I therefore present these verbatim excerpts from the textbook (“Virginia: History, Government, Geography” by Francis Butler Simkins and others), shared with me by Hamilton College historian Ty Seidule, author of “Robert E. Lee and Me: A Southerner’s Reckoning with the Myth of the Lost Cause.” Let’s call it “Glenn Youngkin’s No-Guilt History of Virginia for Fragile White People.”

“A feeling of strong affection existed between masters and slaves in a majority of Virginia homes. … It was to [the master’s] own interest to keep his slaves contented and in good health. If he treated them well, he could win their loyalty and cooperation. … The intelligent master found it profitable to discover and develop the talents and abilities of each slave. … The more progressive planters tried to promote loyalty and love of work by gifts and awards.”

“Many Negroes were taught to read and write. Many of them were allowed to meet in groups for preaching, for funerals, and for singing and dancing. They went visiting at night and sometimes owned guns. … Most of them were treated with kindness.”

“The tasks of each [house slave] were light. … They learned much about the finer things of life. The house servants took a great deal of pride in their comfortable positions. …The field hands … were given a rest period at noon, usually from one to three hours. Those who were too old or too sick to work in the fields were not forced to do so. … The ‘task system’ … gave them free hours after they finished their daily tasks. … The planter often kept a close eye upon [the overseer] to see that the slaves were not overworked or badly treated.”

“Each slave was given a weekly ration consisting of three or four pounds of pork and plenty of corn meal and molasses.

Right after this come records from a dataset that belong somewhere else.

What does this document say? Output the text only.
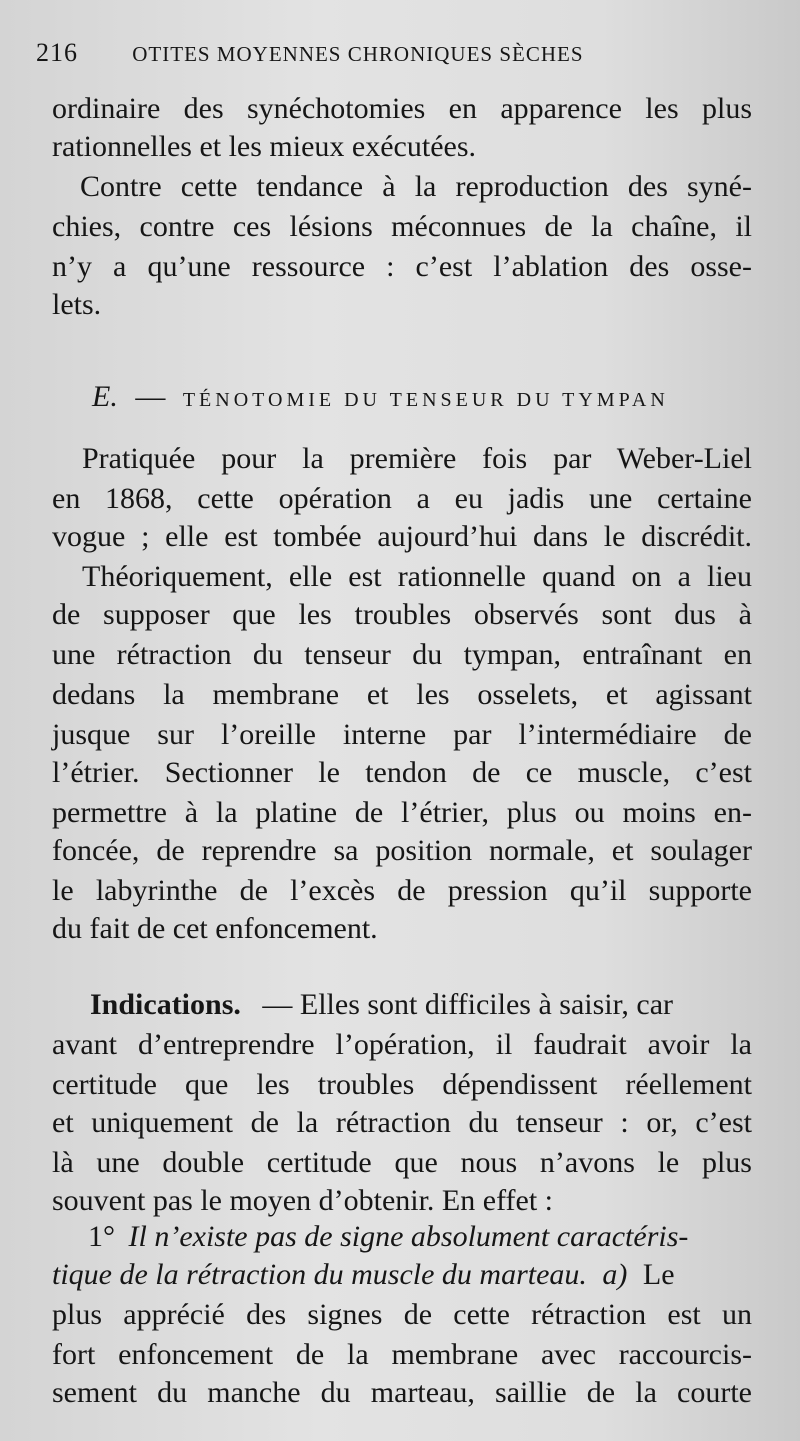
216	OTITES MOYENNES CHRONIQUES SÈCHES
ordinaire des synéchotomies en apparence les plus
rationnelles et les mieux exécutées.
Contre cette tendance à la reproduction des syné-
chies, contre ces lésions méconnues de la chaîne, il
n’y a qu’une ressource : c’est l’ablation des osse-
lets.
E. — TÉNOTOMIE DU TENSEUR DU TYMPAN
Pratiquée pour la première fois par Weber-Liel
en 1868, cette opération a eu jadis une certaine
vogue ; elle est tombée aujourd’hui dans le discrédit.
Théoriquement, elle est rationnelle quand on a lieu
de supposer que les troubles observés sont dus à
une rétraction du tenseur du tympan, entraînant en
dedans la membrane et les osselets, et agissant
jusque sur l’oreille interne par l’intermédiaire de
l’étrier. Sectionner le tendon de ce muscle, c’est
permettre à la platine de l’étrier, plus ou moins en-
foncée, de reprendre sa position normale, et soulager
le labyrinthe de l’excès de pression qu’il supporte
du fait de cet enfoncement.
Indications. — Elles sont difficiles à saisir, car
avant d’entreprendre l’opération, il faudrait avoir la
certitude que les troubles dépendissent réellement
et uniquement de la rétraction du tenseur : or, c’est
là une double certitude que nous n’avons le plus
souvent pas le moyen d’obtenir. En effet :
1° Il n’existe pas de signe absolument caractéris-
tique de la rétraction du muscle du marteau. a) Le
plus apprécié des signes de cette rétraction est un
fort enfoncement de la membrane avec raccourcis-
sement du manche du marteau, saillie de la courte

To this food were added the vegetables, fruits, hogs and chickens which the slaves were allowed to raise for themselves. … When a slave was sick, tempting food was often carried to him from the master’s table. … At [Christmas,] extra rations and presents were given the slaves.”

“Male field hands received each year two summer suits, two winter suits, a straw hat, a wool hat, and two pairs of shoes. … Often the members of the master’s family would hand down to their favorite slaves clothing which they no longer needed. … [The slaves] loved finery.”

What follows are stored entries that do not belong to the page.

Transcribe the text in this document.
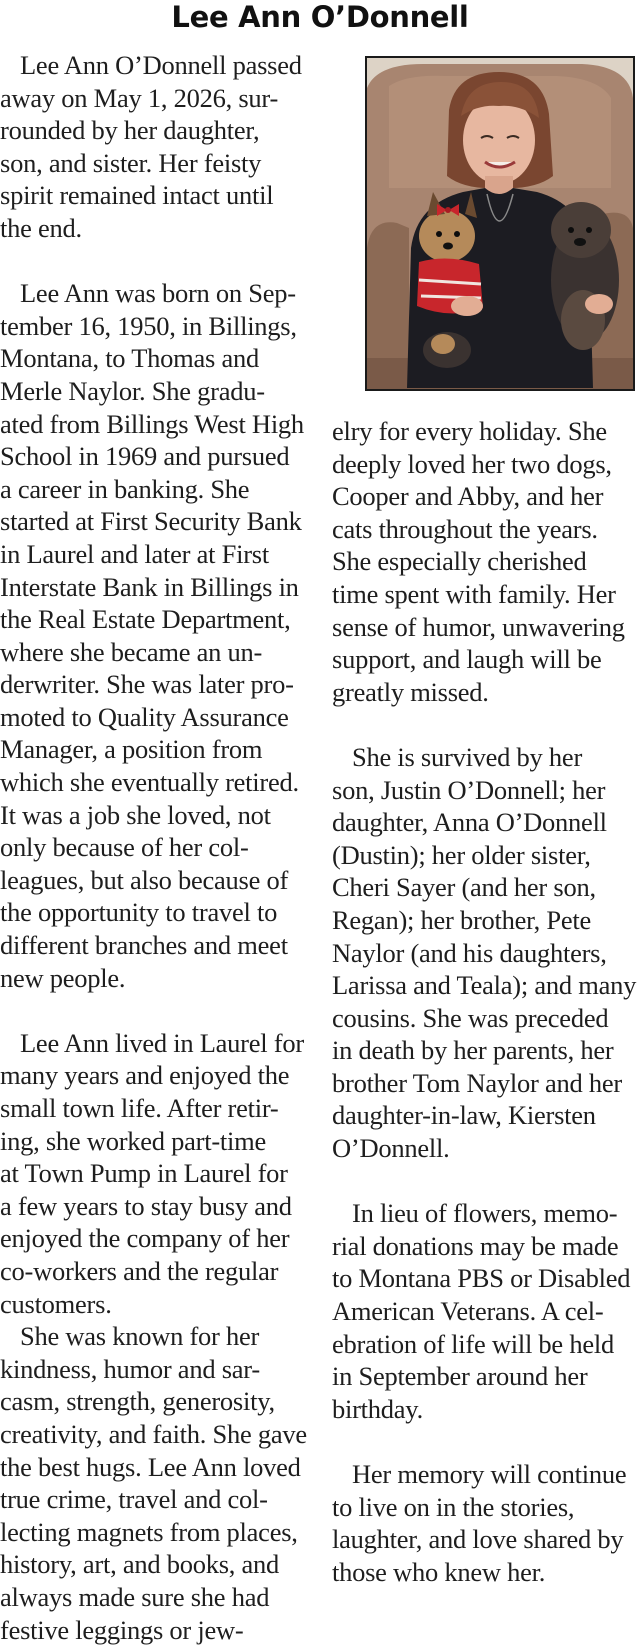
Lee Ann O’Donnell

Lee Ann O’Donnell passed
away on May 1, 2026, sur-
rounded by her daughter,
son, and sister. Her feisty
spirit remained intact until
the end.

Lee Ann was born on Sep-
tember 16, 1950, in Billings,
Montana, to Thomas and
Merle Naylor. She gradu-
ated from Billings West High
School in 1969 and pursued
a career in banking. She
started at First Security Bank
in Laurel and later at First
Interstate Bank in Billings in
the Real Estate Department,
where she became an un-
derwriter. She was later pro-
moted to Quality Assurance
Manager, a position from
which she eventually retired.
It was a job she loved, not
only because of her col-
leagues, but also because of
the opportunity to travel to
different branches and meet
new people.

Lee Ann lived in Laurel for
many years and enjoyed the
small town life. After retir-
ing, she worked part-time
at Town Pump in Laurel for
a few years to stay busy and
enjoyed the company of her
co-workers and the regular
customers.

She was known for her
kindness, humor and sar-
casm, strength, generosity,
creativity, and faith. She gave
the best hugs. Lee Ann loved
true crime, travel and col-
lecting magnets from places,
history, art, and books, and
always made sure she had
festive leggings or jew-

elry for every holiday. She
deeply loved her two dogs,
Cooper and Abby, and her
cats throughout the years.
She especially cherished
time spent with family. Her
sense of humor, unwavering
support, and laugh will be
greatly missed.

She is survived by her
son, Justin O’Donnell; her
daughter, Anna O’Donnell
(Dustin); her older sister,
Cheri Sayer (and her son,
Regan); her brother, Pete
Naylor (and his daughters,
Larissa and Teala); and many
cousins. She was preceded
in death by her parents, her
brother Tom Naylor and her
daughter-in-law, Kiersten
O’Donnell.

In lieu of flowers, memo-
rial donations may be made
to Montana PBS or Disabled
American Veterans. A cel-
ebration of life will be held
in September around her
birthday.

Her memory will continue
to live on in the stories,
laughter, and love shared by
those who knew her.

“Every effort was made to protect the health of the slaves. … It was the duty of all mistresses to give sick slaves the same care they gave their own children.”

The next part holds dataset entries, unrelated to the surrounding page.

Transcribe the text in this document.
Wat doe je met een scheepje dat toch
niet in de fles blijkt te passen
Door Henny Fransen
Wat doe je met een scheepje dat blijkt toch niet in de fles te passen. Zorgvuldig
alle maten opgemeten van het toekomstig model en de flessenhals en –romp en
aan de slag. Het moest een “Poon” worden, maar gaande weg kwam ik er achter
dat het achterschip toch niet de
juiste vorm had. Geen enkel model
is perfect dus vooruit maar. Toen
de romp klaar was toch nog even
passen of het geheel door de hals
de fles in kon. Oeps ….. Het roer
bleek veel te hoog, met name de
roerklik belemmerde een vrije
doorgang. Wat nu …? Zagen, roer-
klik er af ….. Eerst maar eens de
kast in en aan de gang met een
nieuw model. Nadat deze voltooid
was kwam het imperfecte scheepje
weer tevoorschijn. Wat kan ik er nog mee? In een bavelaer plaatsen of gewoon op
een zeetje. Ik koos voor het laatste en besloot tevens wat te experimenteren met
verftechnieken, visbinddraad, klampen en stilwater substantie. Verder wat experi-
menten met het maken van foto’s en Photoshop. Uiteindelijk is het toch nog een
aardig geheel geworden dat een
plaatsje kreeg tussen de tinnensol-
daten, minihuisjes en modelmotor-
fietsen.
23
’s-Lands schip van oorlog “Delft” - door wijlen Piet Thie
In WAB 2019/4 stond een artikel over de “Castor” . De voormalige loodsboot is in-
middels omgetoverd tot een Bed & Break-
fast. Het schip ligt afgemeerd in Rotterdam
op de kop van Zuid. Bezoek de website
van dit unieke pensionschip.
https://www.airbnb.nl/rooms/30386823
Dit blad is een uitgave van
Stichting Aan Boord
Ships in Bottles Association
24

“The house servants became almost as much a part of the planter’s family circle as its white members. … A strong tie existed between slave and master because each was dependent on the other. … The regard that master and slaves had for each other made plantation life happy and prosperous.”

"[The slaves] liked Virginia food, Virginia climate, and Virginia ways of living. Those Negroes who went to Liberia … were homesick. Many longed to get back to the plantations. … It must be remembered that Virginia was a home as much beloved by most of its Negroes as by its white people. Negroes did not wish to leave their old masters.”

“Life among the Negroes of Virginia in slavery times was generally happy. The Negroes went about in a cheerful manner making a living for themselves and for those for whom they worked. … They were not worried by the furious arguments going on between Northerners and Southerners over what should be done with them. … The negroes remained loyal to their white mistresses even after President Lincoln promised in his Emancipation Proclamation that the slaves would be freed.”

There you have it. Historically wrong and morally bankrupt — but for tender White minds, discomfort-free.